Einstimmig hat die Ratsversammlung am 8. Juni 2007 ihr nächstes Prestigeprojekt auf den Weg gebracht. Mit der Kölner Andreas Waschk Consulting AG (AWC) und der SMG Entertainment Deutschland GmbH wurde ein Vertrag für Planung, Projektierung und Betrieb des Science Centers abgeschlossen. Nachdem die ersten Vertragsversuche im Jahre 2005 mit dem Betreiber Merlin (z. B. Sealifecenter in Timmendorf) wegen zu geringer Gewinnerwartung gescheitert waren, hatte der Rat beschlossen einen weiteren Versuch zu starten (siehe auch unsere Berichte in der LinX 14+12/2005). Die SPD-Fraktion nörgelte bei jeder Gelegenheit rum, dass CDU und Grüne nichts zustande kriegen würden. Jetzt bemängelt die SPD zwar die Zukunftsfähigkeit des Projektes, stimmte aber trotzdem zu. Und jetzt ist es soweit. Gleich mit zwei Partnern wurde vereinbart für die Kieler maritime Wirtschaft und Wissenschaft eine erlebnisorientierte Show zu bieten, in der die Werbung für die Kieler Rüstungsproduktion (z.B. Brennstoffzellen-U-Boote und  High-Tech- Elektronik) und der Schiffbau (Doppelhüllentanker) sicherlich eine große Rolle spielen wird.

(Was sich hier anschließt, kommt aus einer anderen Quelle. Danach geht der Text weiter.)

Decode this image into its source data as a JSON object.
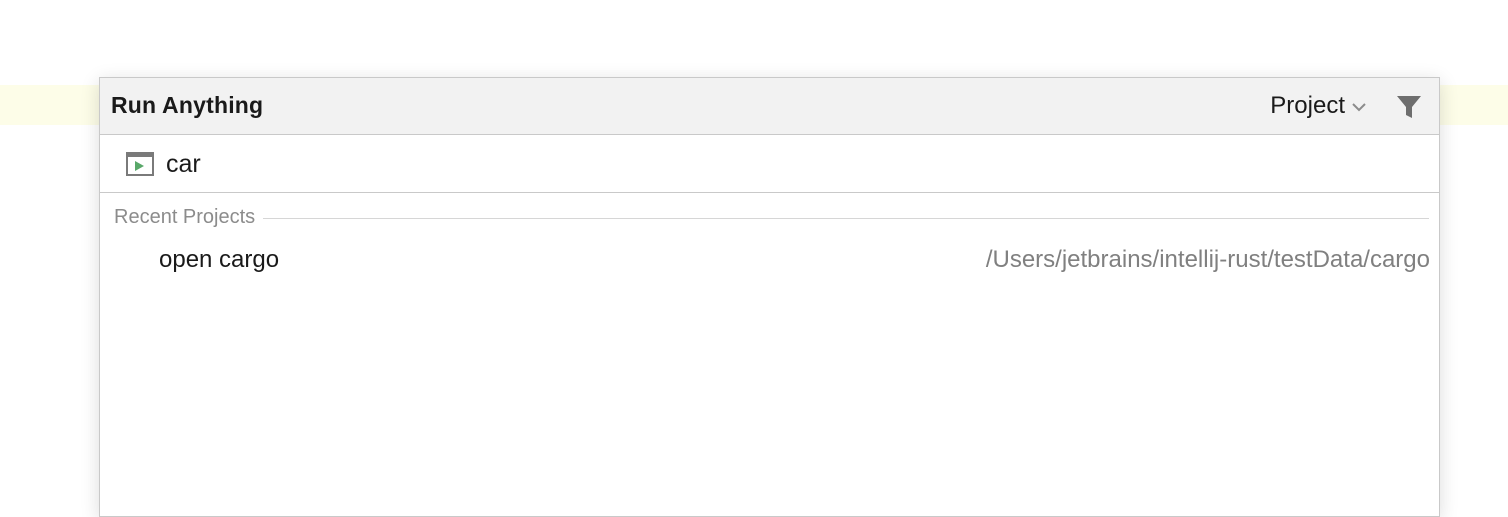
{
  "popup": {
    "title": "Run Anything",
    "scope": "Project",
    "filter_icon": "filter-icon",
    "chevron_icon": "chevron-down-icon"
  },
  "search": {
    "icon": "run-configuration-icon",
    "value": "car"
  },
  "sections": [
    {
      "label": "Recent Projects",
      "items": [
        {
          "label": "open cargo",
          "path": "/Users/jetbrains/intellij-rust/testData/cargo"
        }
      ]
    }
  ],
  "colors": {
    "header_bg": "#f2f2f2",
    "line_highlight": "#fdfde8",
    "run_icon_green": "#59a869",
    "muted_text": "#808080"
  }
}
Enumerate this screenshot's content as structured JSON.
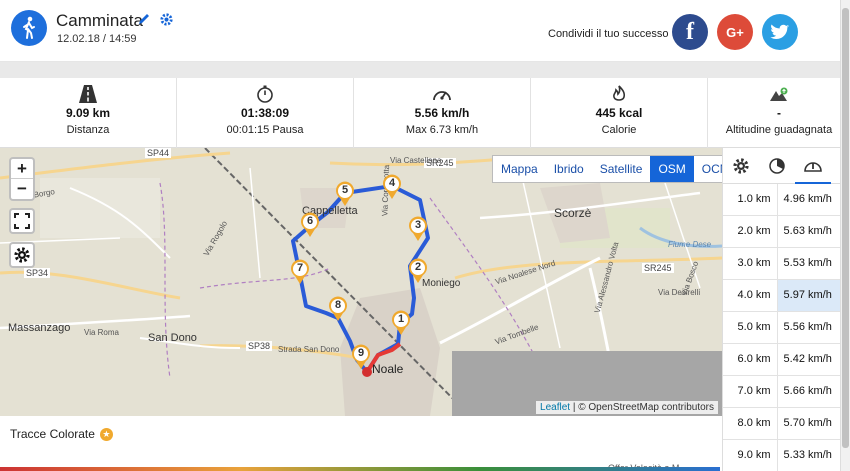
{
  "header": {
    "title": "Camminata",
    "date": "12.02.18 / 14:59",
    "share_text": "Condividi il tuo successo",
    "social": {
      "facebook": "f",
      "google": "G+",
      "twitter": "t"
    }
  },
  "stats": [
    {
      "icon": "road-icon",
      "value": "9.09 km",
      "label": "Distanza"
    },
    {
      "icon": "stopwatch-icon",
      "value": "01:38:09",
      "label": "00:01:15 Pausa"
    },
    {
      "icon": "speedometer-icon",
      "value": "5.56 km/h",
      "label": "Max 6.73 km/h"
    },
    {
      "icon": "flame-icon",
      "value": "445 kcal",
      "label": "Calorie"
    },
    {
      "icon": "mountain-icon",
      "value": "-",
      "label": "Altitudine guadagnata"
    }
  ],
  "map": {
    "layers": [
      "Mappa",
      "Ibrido",
      "Satellite",
      "OSM",
      "OCM"
    ],
    "active_layer": "OSM",
    "zoom_in": "+",
    "zoom_out": "−",
    "attribution_leaflet": "Leaflet",
    "attribution_osm": "© OpenStreetMap contributors",
    "places": [
      {
        "name": "SP44"
      },
      {
        "name": "SR245"
      },
      {
        "name": "Via Castellana"
      },
      {
        "name": "Cappelletta"
      },
      {
        "name": "Scorzè"
      },
      {
        "name": "Moniego"
      },
      {
        "name": "SP34"
      },
      {
        "name": "Massanzago"
      },
      {
        "name": "San Dono"
      },
      {
        "name": "SP38"
      },
      {
        "name": "Noale"
      },
      {
        "name": "SR245"
      },
      {
        "name": "Via Noalese Nord"
      },
      {
        "name": "Fiume Dese"
      },
      {
        "name": "Via Roma"
      },
      {
        "name": "Via Borgo"
      },
      {
        "name": "Strada San Dono"
      },
      {
        "name": "Via Rogolo"
      },
      {
        "name": "Via Cornarotta"
      },
      {
        "name": "Via Tombelle"
      },
      {
        "name": "Via Alessandro Volta"
      },
      {
        "name": "Via Desirelli"
      },
      {
        "name": "Via Bosco"
      }
    ],
    "markers": [
      "1",
      "2",
      "3",
      "4",
      "5",
      "6",
      "7",
      "8",
      "9"
    ]
  },
  "footer": {
    "tracce": "Tracce Colorate",
    "star": "★",
    "offer": "Offer Velocità a M"
  },
  "splits": {
    "rows": [
      {
        "km": "1.0 km",
        "speed": "4.96 km/h",
        "highlight": false
      },
      {
        "km": "2.0 km",
        "speed": "5.63 km/h",
        "highlight": false
      },
      {
        "km": "3.0 km",
        "speed": "5.53 km/h",
        "highlight": false
      },
      {
        "km": "4.0 km",
        "speed": "5.97 km/h",
        "highlight": true
      },
      {
        "km": "5.0 km",
        "speed": "5.56 km/h",
        "highlight": false
      },
      {
        "km": "6.0 km",
        "speed": "5.42 km/h",
        "highlight": false
      },
      {
        "km": "7.0 km",
        "speed": "5.66 km/h",
        "highlight": false
      },
      {
        "km": "8.0 km",
        "speed": "5.70 km/h",
        "highlight": false
      },
      {
        "km": "9.0 km",
        "speed": "5.33 km/h",
        "highlight": false
      }
    ]
  },
  "colors": {
    "accent": "#1565d8",
    "route": "#2a5bd7",
    "route_start": "#e53935",
    "marker": "#f0a92e"
  }
}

Die Stadt trägt letztendlich das Risiko. Bei einer Insolvenz ist der Betreiber nur ein Jahr lang verpflichtet weiterzumachen. Auf die Stadt käme dann die Rückzahlung der 17,3 Mio. Fördermittel des Landes Schleswig-Holstein zu. Daneben übernimmt die Stadt Kiel 6,4 Mio. Euro als ihren vertraglichen Anteil, um das Projekt auf den Weg zu bringen. Das soll dann irgendwann, je nach dem wie gut der Betrieb läuft, über die Pacht zurückgezahlt werden. Vereinbart sind jetzt 40.000 Euro pro Jahr, bei 212.000 Besuchern. In 160 Jahren hätte die Stadt das Geld dann wieder raus.

Die Stadt rechnet mit 300.000 Besuchern pro Jahr und Robert Cordes (CDU) und Lutz Oschmann (Grüne) sprechen von einem "touristischen Leuchtturm" der Fähr- und Kreuzfahrtgäste anzieht, nachdem sie ihre Einkäufe in der Innenstadt erledigt haben. Man munkelt von 14 Euro Eintritt.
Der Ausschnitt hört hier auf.